Country: France
Review: Costa Gavras gives a crushing vision about greed and capitalism in his new political thriller “Capital”. Marc Tourneuil (Gad Elmaleh) is an unscrupulous and ambitious man who was designated CEO of a large European Bank. Regardless the fierce opposition of the board of directors, he will take control of everything in an obsessive way, trying to introduce a new ethic vision and attitude in the company. However, a fraudulent alliance with an American hedge fund will lead him to make dangerous moves, putting the entire company and its shareholders in jeopardy. Gavras uses every detail (maybe even in excess) to denounce the bad conduct, corruption, and opulence, associated to these money suckers. Sex and lust are also depicted through two eminent affairs that Marc will handle in opposite ways; one with Nassim, a provocative and greedy supermodel, and other with an honest and intelligent financial writer named Maud Baron. The notion of tax haven and the concept that money is the master, are pretty clear. Among its moral lessons, “Capital” is a cerebral exposure of socio-economical turbulences, adding a sort of ironic mockery that is entirely new in the filmmaker’s career. Although not totally unpredictable or balanced, and far from the supremacy of other times (“Z”, “State Of Siege”), we can still sense Gavras’ joy in denouncing the hypocrisy of capitalist domains.
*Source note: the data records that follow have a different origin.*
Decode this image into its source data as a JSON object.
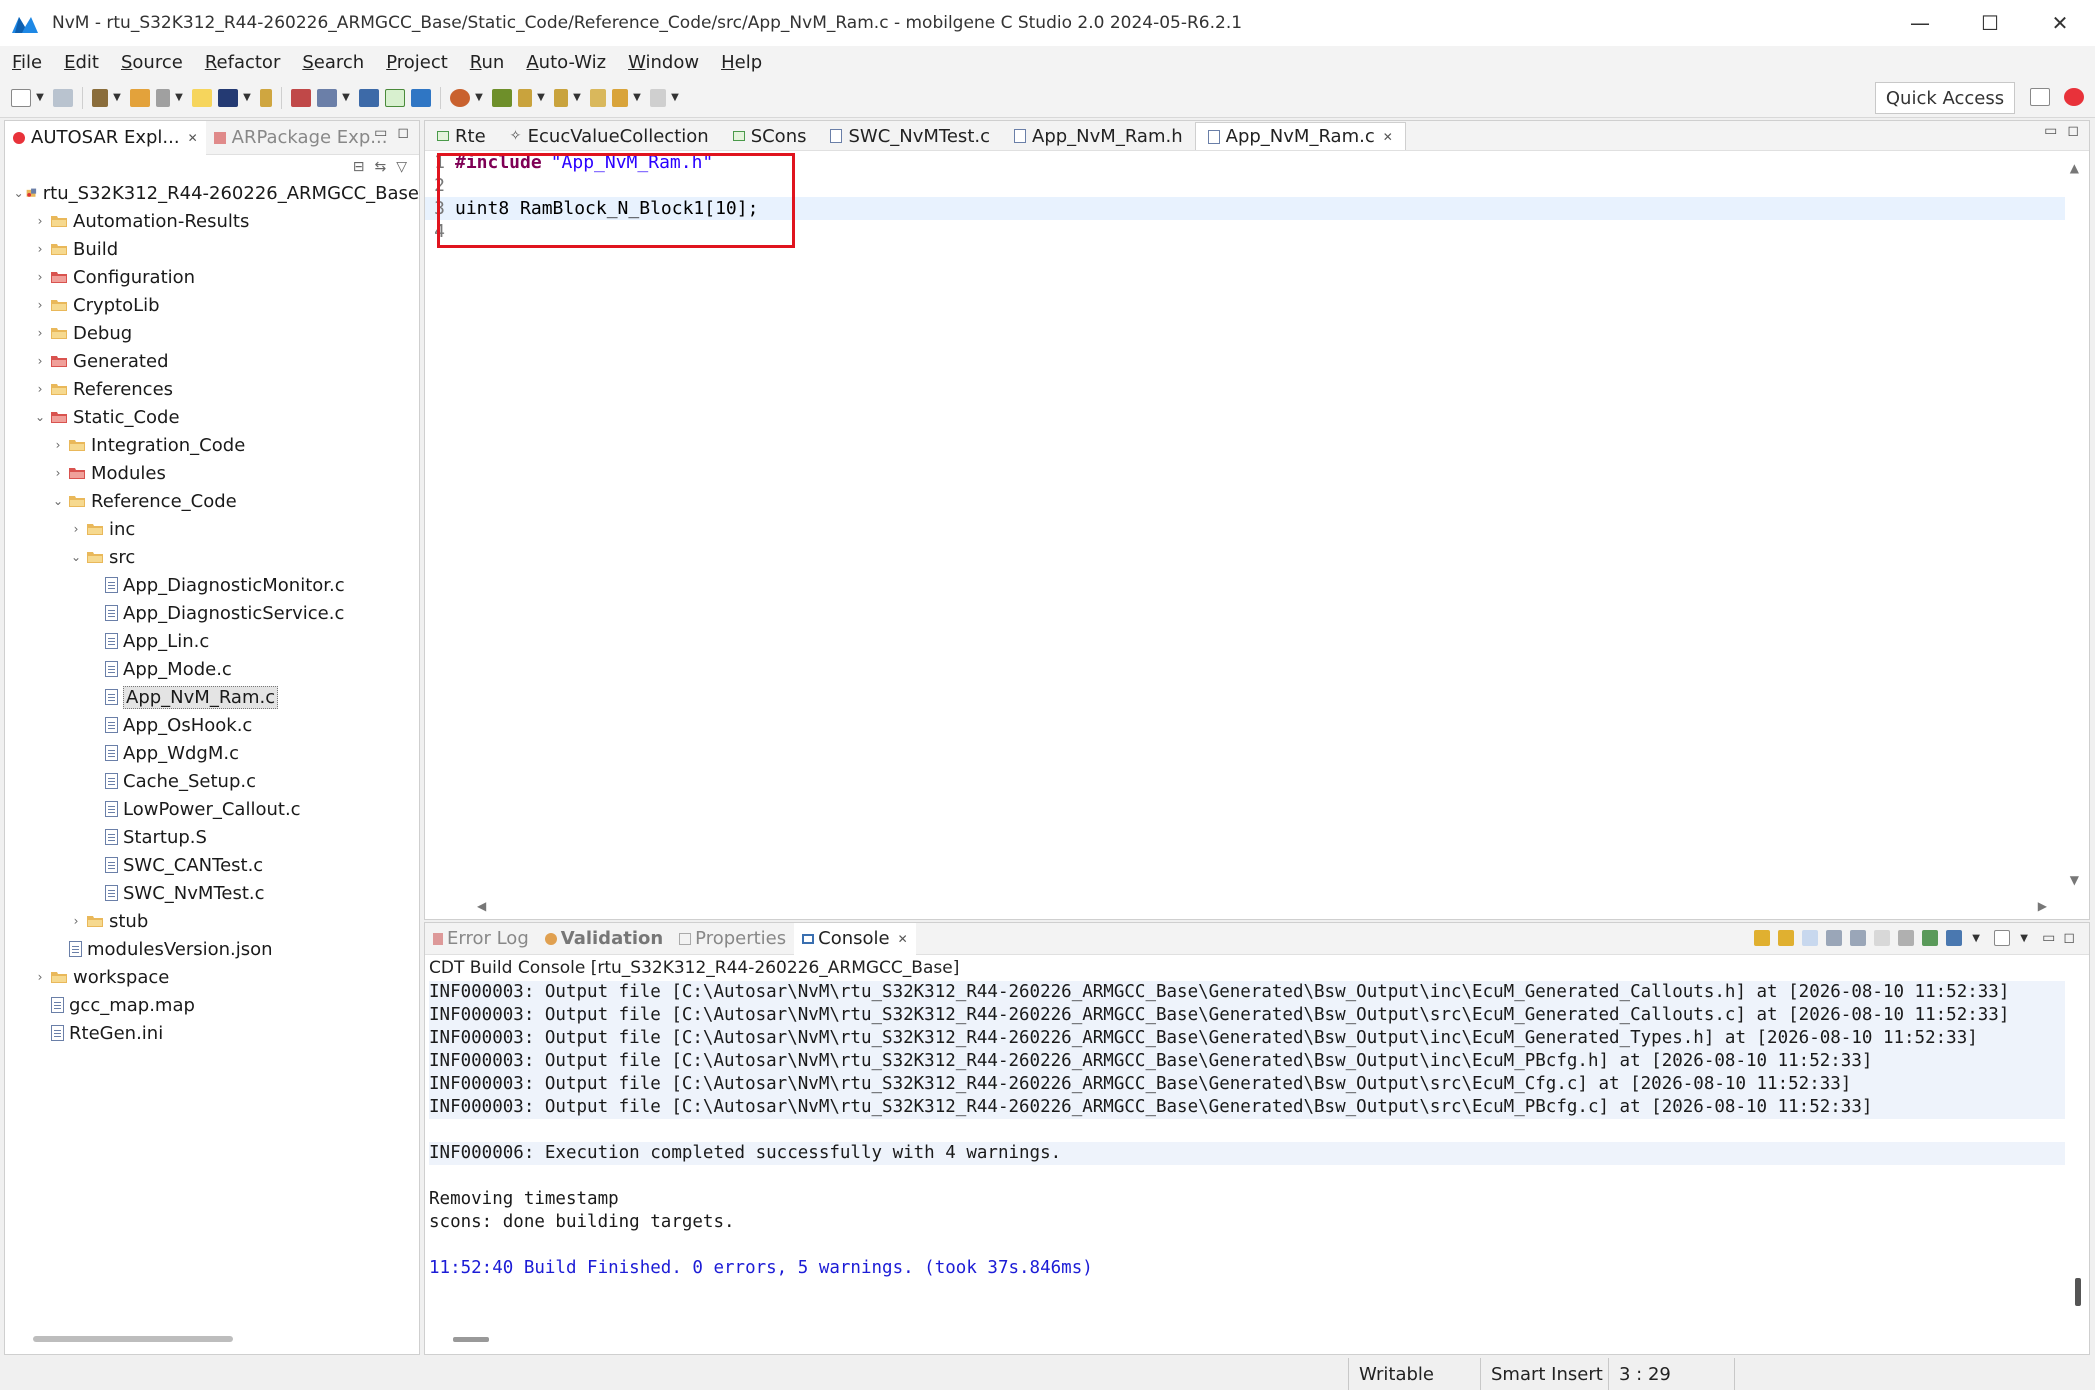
{
  "window": {
    "title": "NvM - rtu_S32K312_R44-260226_ARMGCC_Base/Static_Code/Reference_Code/src/App_NvM_Ram.c - mobilgene C Studio 2.0 2024-05-R6.2.1",
    "minimize": "—",
    "maximize": "☐",
    "close": "✕"
  },
  "menu": [
    "File",
    "Edit",
    "Source",
    "Refactor",
    "Search",
    "Project",
    "Run",
    "Auto-Wiz",
    "Window",
    "Help"
  ],
  "toolbar": {
    "quick_access": "Quick Access"
  },
  "left_panel": {
    "tabs": [
      {
        "label": "AUTOSAR Expl...",
        "active": true
      },
      {
        "label": "ARPackage Exp...",
        "active": false
      }
    ],
    "tree": [
      {
        "label": "rtu_S32K312_R44-260226_ARMGCC_Base",
        "depth": 0,
        "type": "project",
        "expanded": true
      },
      {
        "label": "Automation-Results",
        "depth": 1,
        "type": "folder",
        "expandable": true
      },
      {
        "label": "Build",
        "depth": 1,
        "type": "folder",
        "expandable": true
      },
      {
        "label": "Configuration",
        "depth": 1,
        "type": "folder-red",
        "expandable": true
      },
      {
        "label": "CryptoLib",
        "depth": 1,
        "type": "folder",
        "expandable": true
      },
      {
        "label": "Debug",
        "depth": 1,
        "type": "folder",
        "expandable": true
      },
      {
        "label": "Generated",
        "depth": 1,
        "type": "folder-red",
        "expandable": true
      },
      {
        "label": "References",
        "depth": 1,
        "type": "folder",
        "expandable": true
      },
      {
        "label": "Static_Code",
        "depth": 1,
        "type": "folder-red",
        "expanded": true
      },
      {
        "label": "Integration_Code",
        "depth": 2,
        "type": "folder",
        "expandable": true
      },
      {
        "label": "Modules",
        "depth": 2,
        "type": "folder-red",
        "expandable": true
      },
      {
        "label": "Reference_Code",
        "depth": 2,
        "type": "folder",
        "expanded": true
      },
      {
        "label": "inc",
        "depth": 3,
        "type": "folder",
        "expandable": true
      },
      {
        "label": "src",
        "depth": 3,
        "type": "folder",
        "expanded": true
      },
      {
        "label": "App_DiagnosticMonitor.c",
        "depth": 4,
        "type": "file"
      },
      {
        "label": "App_DiagnosticService.c",
        "depth": 4,
        "type": "file"
      },
      {
        "label": "App_Lin.c",
        "depth": 4,
        "type": "file"
      },
      {
        "label": "App_Mode.c",
        "depth": 4,
        "type": "file"
      },
      {
        "label": "App_NvM_Ram.c",
        "depth": 4,
        "type": "file",
        "selected": true
      },
      {
        "label": "App_OsHook.c",
        "depth": 4,
        "type": "file"
      },
      {
        "label": "App_WdgM.c",
        "depth": 4,
        "type": "file"
      },
      {
        "label": "Cache_Setup.c",
        "depth": 4,
        "type": "file"
      },
      {
        "label": "LowPower_Callout.c",
        "depth": 4,
        "type": "file"
      },
      {
        "label": "Startup.S",
        "depth": 4,
        "type": "file"
      },
      {
        "label": "SWC_CANTest.c",
        "depth": 4,
        "type": "file"
      },
      {
        "label": "SWC_NvMTest.c",
        "depth": 4,
        "type": "file"
      },
      {
        "label": "stub",
        "depth": 3,
        "type": "folder",
        "expandable": true
      },
      {
        "label": "modulesVersion.json",
        "depth": 2,
        "type": "file"
      },
      {
        "label": "workspace",
        "depth": 1,
        "type": "folder",
        "expandable": true
      },
      {
        "label": "gcc_map.map",
        "depth": 1,
        "type": "file"
      },
      {
        "label": "RteGen.ini",
        "depth": 1,
        "type": "file"
      }
    ]
  },
  "editor": {
    "tabs": [
      {
        "label": "Rte",
        "icon": "rte",
        "active": false
      },
      {
        "label": "EcucValueCollection",
        "icon": "ecuc",
        "active": false
      },
      {
        "label": "SCons",
        "icon": "scons",
        "active": false
      },
      {
        "label": "SWC_NvMTest.c",
        "icon": "cfile",
        "active": false
      },
      {
        "label": "App_NvM_Ram.h",
        "icon": "hfile",
        "active": false
      },
      {
        "label": "App_NvM_Ram.c",
        "icon": "cfile",
        "active": true
      }
    ],
    "lines": [
      {
        "num": "1",
        "kw": "#include",
        "str": "\"App_NvM_Ram.h\"",
        "plain": ""
      },
      {
        "num": "2",
        "kw": "",
        "str": "",
        "plain": ""
      },
      {
        "num": "3",
        "kw": "",
        "str": "",
        "plain": "uint8 RamBlock_N_Block1[10];"
      },
      {
        "num": "4",
        "kw": "",
        "str": "",
        "plain": ""
      }
    ]
  },
  "bottom_panel": {
    "tabs": [
      {
        "label": "Error Log",
        "active": false,
        "bold": false
      },
      {
        "label": "Validation",
        "active": false,
        "bold": true
      },
      {
        "label": "Properties",
        "active": false,
        "bold": false
      },
      {
        "label": "Console",
        "active": true,
        "bold": false
      }
    ],
    "console_title": "CDT Build Console [rtu_S32K312_R44-260226_ARMGCC_Base]",
    "lines": [
      {
        "text": "INF000003: Output file [C:\\Autosar\\NvM\\rtu_S32K312_R44-260226_ARMGCC_Base\\Generated\\Bsw_Output\\inc\\EcuM_Generated_Callouts.h] at [2026-08-10 11:52:33]",
        "style": "alt"
      },
      {
        "text": "INF000003: Output file [C:\\Autosar\\NvM\\rtu_S32K312_R44-260226_ARMGCC_Base\\Generated\\Bsw_Output\\src\\EcuM_Generated_Callouts.c] at [2026-08-10 11:52:33]",
        "style": "alt"
      },
      {
        "text": "INF000003: Output file [C:\\Autosar\\NvM\\rtu_S32K312_R44-260226_ARMGCC_Base\\Generated\\Bsw_Output\\inc\\EcuM_Generated_Types.h] at [2026-08-10 11:52:33]",
        "style": "alt"
      },
      {
        "text": "INF000003: Output file [C:\\Autosar\\NvM\\rtu_S32K312_R44-260226_ARMGCC_Base\\Generated\\Bsw_Output\\inc\\EcuM_PBcfg.h] at [2026-08-10 11:52:33]",
        "style": "alt"
      },
      {
        "text": "INF000003: Output file [C:\\Autosar\\NvM\\rtu_S32K312_R44-260226_ARMGCC_Base\\Generated\\Bsw_Output\\src\\EcuM_Cfg.c] at [2026-08-10 11:52:33]",
        "style": "alt"
      },
      {
        "text": "INF000003: Output file [C:\\Autosar\\NvM\\rtu_S32K312_R44-260226_ARMGCC_Base\\Generated\\Bsw_Output\\src\\EcuM_PBcfg.c] at [2026-08-10 11:52:33]",
        "style": "alt"
      },
      {
        "text": "",
        "style": ""
      },
      {
        "text": "INF000006: Execution completed successfully with 4 warnings.",
        "style": "alt"
      },
      {
        "text": "",
        "style": ""
      },
      {
        "text": "Removing timestamp",
        "style": ""
      },
      {
        "text": "scons: done building targets.",
        "style": ""
      },
      {
        "text": "",
        "style": ""
      },
      {
        "text": "11:52:40 Build Finished. 0 errors, 5 warnings. (took 37s.846ms)",
        "style": "blue"
      }
    ]
  },
  "status": {
    "writable": "Writable",
    "insert_mode": "Smart Insert",
    "position": "3 : 29"
  },
  "colors": {
    "highlight_box": "#e0141e",
    "keyword": "#7f0055",
    "string": "#2a00ff",
    "build_finished": "#1c1cd6"
  }
}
Several reviewers at IMDb have compared the subject matter to Oliver Stone's Wall Street. Both, it is true, have focused on the end game -- some would say the "last hurrah" -- of capitalism taken to the most obscene degree. But in my opinion Costa-Gavras does much better than Stone in telling a compelling story, in that the protagonist, played to understated perfection by Gad Elmaleh, carries the moral burden in such nuanced fashion. He is quite aware that the role of the banker today is that of Robin Hood in reverse -- robbing the poor to fatten the portfolios of the rich -- and, more than aware, shows here and there that the ethical dilemma of working against the general interests of society weighs on him, yet at the same time he is locked in, where he must play by the rules of the game or not play at all. In your review you write that the Costa-Gavras touch is "not totally unpredictable or balanced," in my view there was unpredictability aplenty, providing enough tension to carry the story to the quite unpredictable ending. As for not being "balanced," would you call "Z" or "State of Seige" or "Missing" balanced? What would a "balanced" treatment be? One in which the predatory capitalism that in quick order has allowed the term "99 percent" to gain traction so instantly as the defining catchphrase of our time to be shown in both its good and bad lights?